HONG KONG/SHANGHAI (Reuters) – With signs of cracks appearing across China’s credit system, concerns are growing that the country’s banks may be ill-equipped to handle a drop in the Chinese economy.
Corporate collapses and defaults in the last few weeks, together with a tightening interbank lending market, show that China’s banks are hardly in the clear when it comes to negotiating their way through the global financial turbulence.
Some of the country’s financial groups, including large, state-run institutions such as ICBC (601398.SS) and China Merchants Bank (600036.SS), have the benefit of government ownership and relatively small exposure to the West’s subprime mortgage mess.
The main concern is focused on smaller commercial banks, whose regional concentration makes it harder to withstand a downturn than the larger, more diverse state-run banks.

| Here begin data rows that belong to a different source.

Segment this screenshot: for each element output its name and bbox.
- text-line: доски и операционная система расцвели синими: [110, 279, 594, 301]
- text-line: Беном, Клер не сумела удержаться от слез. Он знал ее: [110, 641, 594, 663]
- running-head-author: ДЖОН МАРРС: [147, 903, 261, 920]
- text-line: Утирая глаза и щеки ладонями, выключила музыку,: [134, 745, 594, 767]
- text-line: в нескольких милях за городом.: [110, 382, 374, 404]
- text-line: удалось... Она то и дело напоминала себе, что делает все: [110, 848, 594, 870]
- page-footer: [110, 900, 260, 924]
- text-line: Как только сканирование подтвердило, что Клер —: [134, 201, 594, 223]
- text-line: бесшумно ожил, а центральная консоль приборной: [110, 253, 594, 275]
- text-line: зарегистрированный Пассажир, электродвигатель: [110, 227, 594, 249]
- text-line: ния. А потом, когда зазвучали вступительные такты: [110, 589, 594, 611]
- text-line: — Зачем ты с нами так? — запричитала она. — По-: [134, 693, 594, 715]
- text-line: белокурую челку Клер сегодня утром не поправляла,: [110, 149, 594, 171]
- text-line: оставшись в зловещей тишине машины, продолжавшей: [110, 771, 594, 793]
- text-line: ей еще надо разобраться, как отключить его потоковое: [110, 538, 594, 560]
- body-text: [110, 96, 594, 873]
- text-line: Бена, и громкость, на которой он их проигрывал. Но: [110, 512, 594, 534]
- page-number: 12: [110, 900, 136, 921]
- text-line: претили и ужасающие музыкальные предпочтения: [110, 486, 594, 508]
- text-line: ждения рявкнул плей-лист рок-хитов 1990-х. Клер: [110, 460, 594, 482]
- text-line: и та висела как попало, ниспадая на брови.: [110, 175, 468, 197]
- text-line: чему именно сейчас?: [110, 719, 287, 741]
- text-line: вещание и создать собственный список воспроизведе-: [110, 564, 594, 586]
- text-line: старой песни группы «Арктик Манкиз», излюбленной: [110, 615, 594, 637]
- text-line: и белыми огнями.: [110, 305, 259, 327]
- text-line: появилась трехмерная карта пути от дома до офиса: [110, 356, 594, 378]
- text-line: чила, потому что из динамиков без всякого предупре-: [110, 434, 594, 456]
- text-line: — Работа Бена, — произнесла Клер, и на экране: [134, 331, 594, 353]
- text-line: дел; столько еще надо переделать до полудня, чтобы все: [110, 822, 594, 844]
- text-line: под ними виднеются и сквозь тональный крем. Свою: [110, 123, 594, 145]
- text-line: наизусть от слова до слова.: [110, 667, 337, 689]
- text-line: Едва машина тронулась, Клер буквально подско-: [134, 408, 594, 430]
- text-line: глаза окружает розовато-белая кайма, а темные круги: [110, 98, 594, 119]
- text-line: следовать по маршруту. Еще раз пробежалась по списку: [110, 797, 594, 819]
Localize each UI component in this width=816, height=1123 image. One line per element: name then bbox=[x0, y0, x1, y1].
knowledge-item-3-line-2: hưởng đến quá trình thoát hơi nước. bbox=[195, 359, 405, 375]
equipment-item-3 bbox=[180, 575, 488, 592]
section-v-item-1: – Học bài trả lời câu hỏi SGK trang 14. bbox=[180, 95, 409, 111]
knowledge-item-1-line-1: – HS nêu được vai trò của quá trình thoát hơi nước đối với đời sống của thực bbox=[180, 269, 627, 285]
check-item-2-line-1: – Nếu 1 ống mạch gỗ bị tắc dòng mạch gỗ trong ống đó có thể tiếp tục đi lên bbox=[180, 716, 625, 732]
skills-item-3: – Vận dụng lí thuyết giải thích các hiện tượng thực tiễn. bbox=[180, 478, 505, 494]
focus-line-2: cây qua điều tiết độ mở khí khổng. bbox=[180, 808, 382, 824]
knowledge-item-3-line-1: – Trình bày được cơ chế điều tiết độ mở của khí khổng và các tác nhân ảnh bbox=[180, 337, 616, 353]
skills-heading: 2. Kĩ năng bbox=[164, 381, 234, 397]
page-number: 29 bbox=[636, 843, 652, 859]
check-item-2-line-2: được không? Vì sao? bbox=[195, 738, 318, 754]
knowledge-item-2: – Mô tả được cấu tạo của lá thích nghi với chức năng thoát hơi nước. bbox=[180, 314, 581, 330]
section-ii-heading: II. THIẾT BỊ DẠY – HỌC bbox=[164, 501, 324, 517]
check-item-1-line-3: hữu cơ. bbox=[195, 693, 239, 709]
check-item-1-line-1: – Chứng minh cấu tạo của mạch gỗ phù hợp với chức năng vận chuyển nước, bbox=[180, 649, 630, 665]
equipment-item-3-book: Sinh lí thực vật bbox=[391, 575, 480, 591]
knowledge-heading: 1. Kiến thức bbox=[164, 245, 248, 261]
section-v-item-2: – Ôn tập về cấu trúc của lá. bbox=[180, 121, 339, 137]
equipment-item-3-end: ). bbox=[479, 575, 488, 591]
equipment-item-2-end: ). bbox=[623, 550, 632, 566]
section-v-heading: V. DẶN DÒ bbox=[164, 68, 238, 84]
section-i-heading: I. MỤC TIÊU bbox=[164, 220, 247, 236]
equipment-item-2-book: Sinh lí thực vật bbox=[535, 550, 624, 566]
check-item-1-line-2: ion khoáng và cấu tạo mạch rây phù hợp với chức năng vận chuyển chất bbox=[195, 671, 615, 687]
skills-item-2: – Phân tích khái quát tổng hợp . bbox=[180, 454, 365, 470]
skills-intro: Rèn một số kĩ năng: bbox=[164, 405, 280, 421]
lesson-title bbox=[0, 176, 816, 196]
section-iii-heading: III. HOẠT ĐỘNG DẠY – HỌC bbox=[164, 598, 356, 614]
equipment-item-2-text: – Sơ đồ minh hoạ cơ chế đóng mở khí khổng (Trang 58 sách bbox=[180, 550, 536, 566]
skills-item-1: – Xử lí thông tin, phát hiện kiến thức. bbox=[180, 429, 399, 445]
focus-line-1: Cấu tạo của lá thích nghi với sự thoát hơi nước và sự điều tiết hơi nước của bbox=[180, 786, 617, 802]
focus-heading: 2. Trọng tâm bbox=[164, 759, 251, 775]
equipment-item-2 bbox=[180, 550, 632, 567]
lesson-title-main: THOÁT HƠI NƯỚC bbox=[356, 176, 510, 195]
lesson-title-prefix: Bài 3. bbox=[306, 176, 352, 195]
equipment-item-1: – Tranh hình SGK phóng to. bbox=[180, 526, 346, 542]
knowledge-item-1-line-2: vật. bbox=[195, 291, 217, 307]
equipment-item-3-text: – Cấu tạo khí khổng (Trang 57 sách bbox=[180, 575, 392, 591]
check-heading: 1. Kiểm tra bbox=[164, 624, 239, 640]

There are around 8,500 rural financial institutions and 125 city commercial banks, with Bank of Shanghai, Bank of Nanjing (601009.SS) and Bank of Hangzhou among the big name city lenders.
“The main risk to China’s banks is rapid slowdown in the economic growth and the crystallization of the latent credit risks,” said Ryan Tsang, senior director of Greater China corporate ratings at Standard & Poor’s.
Should smaller banks come under serious pressure or fail, that could lead to weakening depositor confidence and a chain reaction up the banking system.
“Depositors might move a significant portion of their deposits to state owned commercial banks and other banks that they consider as ‘safe’,” Tsang said. “That would put other Chinese banks that are facing tight liquidity in an even more difficult position.”
China’s government this month toughened its guidance on capital ratios at some banks, a move seen as a pre-emptive step to prevent Chinese banks from repeating their near-bankrupt status roughly five years ago.
That was when the government bailed out some of China’s largest banks that were hobbled by non-performing loans.
The recent collapse of privately held Jianglong Group, a major textile company in southern China, and loan defaults by steelmaker FerroChina (FERR.SI) was a grim sign for commercial lenders worried about bad loans piling up again.
Take, for example, export-focused Zhejiang Province where around 20 percent of small-and-mid sized companies made a loss during the first half of this year, according to GF Securities.
That’s not encouraging for Bank of Ningbo, a midsized lender with a bad loan ratio of only 0.4 percent but whose clients are mostly small private firms concentrated in Zhejiang.
Loans overdue for up to 90 days jumped 53 percent to 2.292 billion yuan ($335.4 million) in the first half of the year at Fujian-based lender Industrial Bank (601166.SS). Those loans are often classified as non-performing loans.
Industrial Bank is also highly exposed to the property market, with 14.29 percent of total corporate lending extended to developers — the average among peers being around 10 percent, analysts say.
“Although the bank’s overall bad loan ratio is still low, the rise in overdue loans signals increasing risks in asset quality, especially during an economic downturn,” said Wang Yifeng, analyst at TX Investment Consulting Co.
TOUGHER TIMES AHEAD
Interest earned on loans still comprises upwards of 70 percent of Chinese banks’ operating income, making credit risk and the condition of borrowers the top focus for Fitch’s analysis of Chinese banks, the ratings agency wrote in a September 22 report.
Fitch points to rising borrower stress, an increase in avoiding credit restrictions and tighter liquidity as chief among its concerns, noting that small export and property businesses are under particularly severe pressure.
The overall view is that Chinese banks in the last five years have a lot more loan-loss reserves on hand and are in a better position than ever to withstand global market turmoil, Fitch senior director Charlene Chu said in an interview on Monday.
“But this is still an emerging market. There’s still a lot of risk management and internal control issues, and there are other things happening in the broader economy in terms of borrowers that point to more difficult times ahead,” she said. “So, it’s going to be bumpy.”